In December 2023, Altice USA sold Cheddar to the media company Archetype, which is owned by private equity firm Regent LP.

==Channels==
- Cheddar Business (January 2019 – June 2020) formerly Cheddar (April 2016—January 2019) financial news
- Cheddar News (January 2019 – present) formerly Cheddar Big News (April 2018—January 2019) general news
- Cheddar on Snapchat (April 2018—2019) financial and general news on Snapchat Discover
- CheddarU (May 2018—2024) started with the purchase of MTV Networks on Campus and was part of the new ChedNet

==Programs==
- Wake Up with Cheddar - (2019-2023) daily morning show featuring business and technology news anchored by Baker Machado
- Cheddar Life - a series featuring business and technology news while adding in lifestyle news (health, wellness, and fashion)
- Closing Bell - a two-hour show
- Extra Sharp (May 18-November 2016; suspended) – series produced in cooperation with Bustle, and based on its app, with initial shows hosted by Bustle Editor-In-Chief Kate Ward and contributor Erika Turner on the floor of the New York Stock Exchange
- VF Hive on Cheddar (February 19, 2017 – 2018) - streams on Facebook Live of Cheddar and Vanity Fair, Cheddar linear channel and Condé Nast Entertainment digital channel
- Cheddar Local (July 27, 2017—2023) 1 to 2 minute business news segments taped twice daily to be inserted into local news programs
- Cheddar NYC (October 2018—2019) half-hour weekdays news program on CUNY TV.
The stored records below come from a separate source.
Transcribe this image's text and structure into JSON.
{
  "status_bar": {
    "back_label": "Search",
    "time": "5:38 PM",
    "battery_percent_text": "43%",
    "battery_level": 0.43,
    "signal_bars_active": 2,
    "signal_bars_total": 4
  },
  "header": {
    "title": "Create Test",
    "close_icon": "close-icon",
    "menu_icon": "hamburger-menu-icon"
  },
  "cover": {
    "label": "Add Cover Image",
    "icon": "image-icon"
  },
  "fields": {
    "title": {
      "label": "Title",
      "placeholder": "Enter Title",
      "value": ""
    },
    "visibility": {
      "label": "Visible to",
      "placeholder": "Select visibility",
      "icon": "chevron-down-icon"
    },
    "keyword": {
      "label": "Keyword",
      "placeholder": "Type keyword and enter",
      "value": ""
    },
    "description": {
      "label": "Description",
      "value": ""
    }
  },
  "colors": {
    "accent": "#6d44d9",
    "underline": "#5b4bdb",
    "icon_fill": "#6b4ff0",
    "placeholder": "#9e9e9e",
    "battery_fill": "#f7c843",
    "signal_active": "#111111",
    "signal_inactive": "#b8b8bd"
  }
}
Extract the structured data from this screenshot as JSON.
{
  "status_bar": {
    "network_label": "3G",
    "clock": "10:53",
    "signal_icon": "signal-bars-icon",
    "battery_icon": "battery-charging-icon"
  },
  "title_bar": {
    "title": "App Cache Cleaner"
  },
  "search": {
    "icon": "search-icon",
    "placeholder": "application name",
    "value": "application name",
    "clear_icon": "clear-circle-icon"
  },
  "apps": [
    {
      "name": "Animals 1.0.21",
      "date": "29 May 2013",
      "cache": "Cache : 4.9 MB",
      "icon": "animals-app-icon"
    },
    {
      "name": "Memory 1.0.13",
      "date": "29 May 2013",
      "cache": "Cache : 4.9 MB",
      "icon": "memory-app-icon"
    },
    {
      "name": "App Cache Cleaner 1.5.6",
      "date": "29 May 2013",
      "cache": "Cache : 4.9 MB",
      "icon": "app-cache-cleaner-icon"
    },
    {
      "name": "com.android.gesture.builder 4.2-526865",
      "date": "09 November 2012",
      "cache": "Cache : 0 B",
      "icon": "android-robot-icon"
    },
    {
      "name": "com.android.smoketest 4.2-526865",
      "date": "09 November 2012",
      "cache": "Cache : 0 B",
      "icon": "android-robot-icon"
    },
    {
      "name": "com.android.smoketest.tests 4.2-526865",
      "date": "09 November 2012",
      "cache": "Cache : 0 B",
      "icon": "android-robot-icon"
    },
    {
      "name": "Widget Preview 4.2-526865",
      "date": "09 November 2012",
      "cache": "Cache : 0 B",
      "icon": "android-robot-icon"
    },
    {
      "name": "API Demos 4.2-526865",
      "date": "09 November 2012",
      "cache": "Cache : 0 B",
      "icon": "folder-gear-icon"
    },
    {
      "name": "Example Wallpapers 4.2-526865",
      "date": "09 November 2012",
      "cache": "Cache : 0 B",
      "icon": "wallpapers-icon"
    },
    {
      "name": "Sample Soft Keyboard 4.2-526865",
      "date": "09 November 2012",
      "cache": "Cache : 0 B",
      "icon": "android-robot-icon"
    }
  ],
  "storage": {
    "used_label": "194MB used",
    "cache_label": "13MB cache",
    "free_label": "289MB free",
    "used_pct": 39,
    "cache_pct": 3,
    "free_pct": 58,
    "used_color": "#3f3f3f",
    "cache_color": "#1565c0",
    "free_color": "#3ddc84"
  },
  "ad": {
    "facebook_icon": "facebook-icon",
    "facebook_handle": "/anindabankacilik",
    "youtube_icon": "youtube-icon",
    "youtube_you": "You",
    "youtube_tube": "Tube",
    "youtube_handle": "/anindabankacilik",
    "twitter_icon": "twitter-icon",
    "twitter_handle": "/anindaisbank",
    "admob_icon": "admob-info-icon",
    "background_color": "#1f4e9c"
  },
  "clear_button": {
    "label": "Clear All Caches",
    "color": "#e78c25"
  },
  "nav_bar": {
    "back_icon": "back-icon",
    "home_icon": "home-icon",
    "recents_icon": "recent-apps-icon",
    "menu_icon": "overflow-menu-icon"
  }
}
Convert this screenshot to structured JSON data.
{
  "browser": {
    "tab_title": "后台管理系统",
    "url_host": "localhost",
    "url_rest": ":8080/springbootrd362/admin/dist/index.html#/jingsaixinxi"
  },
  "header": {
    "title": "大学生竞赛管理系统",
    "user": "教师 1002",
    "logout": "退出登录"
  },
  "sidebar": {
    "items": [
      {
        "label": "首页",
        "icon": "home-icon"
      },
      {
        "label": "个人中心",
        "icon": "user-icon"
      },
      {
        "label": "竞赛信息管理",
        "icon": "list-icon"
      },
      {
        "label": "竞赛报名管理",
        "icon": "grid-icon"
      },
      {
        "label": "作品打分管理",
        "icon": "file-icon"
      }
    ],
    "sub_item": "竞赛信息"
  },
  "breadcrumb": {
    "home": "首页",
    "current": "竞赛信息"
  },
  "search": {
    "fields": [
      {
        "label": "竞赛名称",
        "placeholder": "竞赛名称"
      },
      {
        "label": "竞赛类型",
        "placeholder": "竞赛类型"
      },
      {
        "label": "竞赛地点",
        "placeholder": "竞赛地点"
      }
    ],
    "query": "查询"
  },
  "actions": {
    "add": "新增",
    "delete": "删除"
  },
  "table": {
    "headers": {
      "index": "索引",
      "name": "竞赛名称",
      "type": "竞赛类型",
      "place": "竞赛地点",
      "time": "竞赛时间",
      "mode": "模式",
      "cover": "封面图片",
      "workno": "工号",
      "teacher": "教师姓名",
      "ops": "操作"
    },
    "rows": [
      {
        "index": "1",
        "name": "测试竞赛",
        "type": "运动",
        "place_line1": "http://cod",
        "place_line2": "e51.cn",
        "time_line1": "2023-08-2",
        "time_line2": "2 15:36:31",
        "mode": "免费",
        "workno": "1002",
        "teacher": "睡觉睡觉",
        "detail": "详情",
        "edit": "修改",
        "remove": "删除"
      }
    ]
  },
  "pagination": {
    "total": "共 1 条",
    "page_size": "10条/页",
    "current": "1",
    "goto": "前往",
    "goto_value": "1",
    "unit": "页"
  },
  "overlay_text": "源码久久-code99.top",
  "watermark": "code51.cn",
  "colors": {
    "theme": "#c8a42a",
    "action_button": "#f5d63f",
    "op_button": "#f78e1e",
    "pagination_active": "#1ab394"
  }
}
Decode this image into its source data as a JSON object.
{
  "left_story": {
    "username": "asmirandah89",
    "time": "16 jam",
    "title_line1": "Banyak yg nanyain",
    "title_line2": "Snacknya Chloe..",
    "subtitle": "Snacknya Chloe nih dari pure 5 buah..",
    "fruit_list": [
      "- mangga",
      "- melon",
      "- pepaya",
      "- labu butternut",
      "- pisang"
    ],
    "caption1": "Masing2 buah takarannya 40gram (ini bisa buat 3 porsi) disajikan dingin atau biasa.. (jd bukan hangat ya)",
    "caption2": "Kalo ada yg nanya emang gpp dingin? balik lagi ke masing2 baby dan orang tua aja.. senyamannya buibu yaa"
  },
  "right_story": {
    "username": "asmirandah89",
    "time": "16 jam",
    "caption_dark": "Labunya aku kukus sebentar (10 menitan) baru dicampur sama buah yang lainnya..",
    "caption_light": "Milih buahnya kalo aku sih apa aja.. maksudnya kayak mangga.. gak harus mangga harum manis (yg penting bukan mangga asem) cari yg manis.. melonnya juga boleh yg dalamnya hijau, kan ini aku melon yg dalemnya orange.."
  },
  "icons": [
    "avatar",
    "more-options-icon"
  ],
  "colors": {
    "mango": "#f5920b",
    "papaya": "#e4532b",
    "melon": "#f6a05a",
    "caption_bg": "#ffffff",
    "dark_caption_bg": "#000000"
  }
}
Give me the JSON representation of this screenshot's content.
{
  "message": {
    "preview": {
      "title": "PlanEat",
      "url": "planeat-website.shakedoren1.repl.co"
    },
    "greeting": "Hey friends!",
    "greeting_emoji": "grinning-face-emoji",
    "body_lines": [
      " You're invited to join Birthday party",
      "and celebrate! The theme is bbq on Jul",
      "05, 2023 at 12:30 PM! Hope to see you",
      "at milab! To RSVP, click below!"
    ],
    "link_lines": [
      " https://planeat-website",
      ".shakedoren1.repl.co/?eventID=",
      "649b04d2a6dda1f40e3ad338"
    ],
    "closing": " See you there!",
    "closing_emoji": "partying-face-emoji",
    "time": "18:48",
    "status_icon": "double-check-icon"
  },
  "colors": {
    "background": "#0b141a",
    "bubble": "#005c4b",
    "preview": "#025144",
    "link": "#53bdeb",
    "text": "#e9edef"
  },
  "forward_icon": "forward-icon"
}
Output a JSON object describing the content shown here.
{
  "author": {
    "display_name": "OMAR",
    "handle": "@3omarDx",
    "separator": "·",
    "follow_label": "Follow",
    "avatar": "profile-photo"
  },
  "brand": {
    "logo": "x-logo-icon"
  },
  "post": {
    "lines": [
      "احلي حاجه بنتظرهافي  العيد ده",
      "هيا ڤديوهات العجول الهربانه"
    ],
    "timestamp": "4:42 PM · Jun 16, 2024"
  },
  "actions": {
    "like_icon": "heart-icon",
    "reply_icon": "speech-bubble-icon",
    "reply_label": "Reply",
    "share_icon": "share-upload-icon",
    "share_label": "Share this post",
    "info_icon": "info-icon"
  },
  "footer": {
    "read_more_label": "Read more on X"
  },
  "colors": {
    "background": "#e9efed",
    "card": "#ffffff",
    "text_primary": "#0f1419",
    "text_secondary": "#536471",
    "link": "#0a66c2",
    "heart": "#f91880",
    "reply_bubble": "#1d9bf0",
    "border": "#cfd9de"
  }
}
Weather forecasts are provided by The Weather Company through its Local Now brand, as part of a content-sharing agreement between Cheddar and The Weather Company.

==Over-the-air affiliates==
From 2017 to 2019, Cheddar had a brokered programming agreement with five stations owned by DTV America Corporation to carry the channel over-the-air. As of May 2019, that agreement has expired. As of 3 June 2020, the network has over 42 stations, all of which are owned by DTV America parent company HC2 Holdings.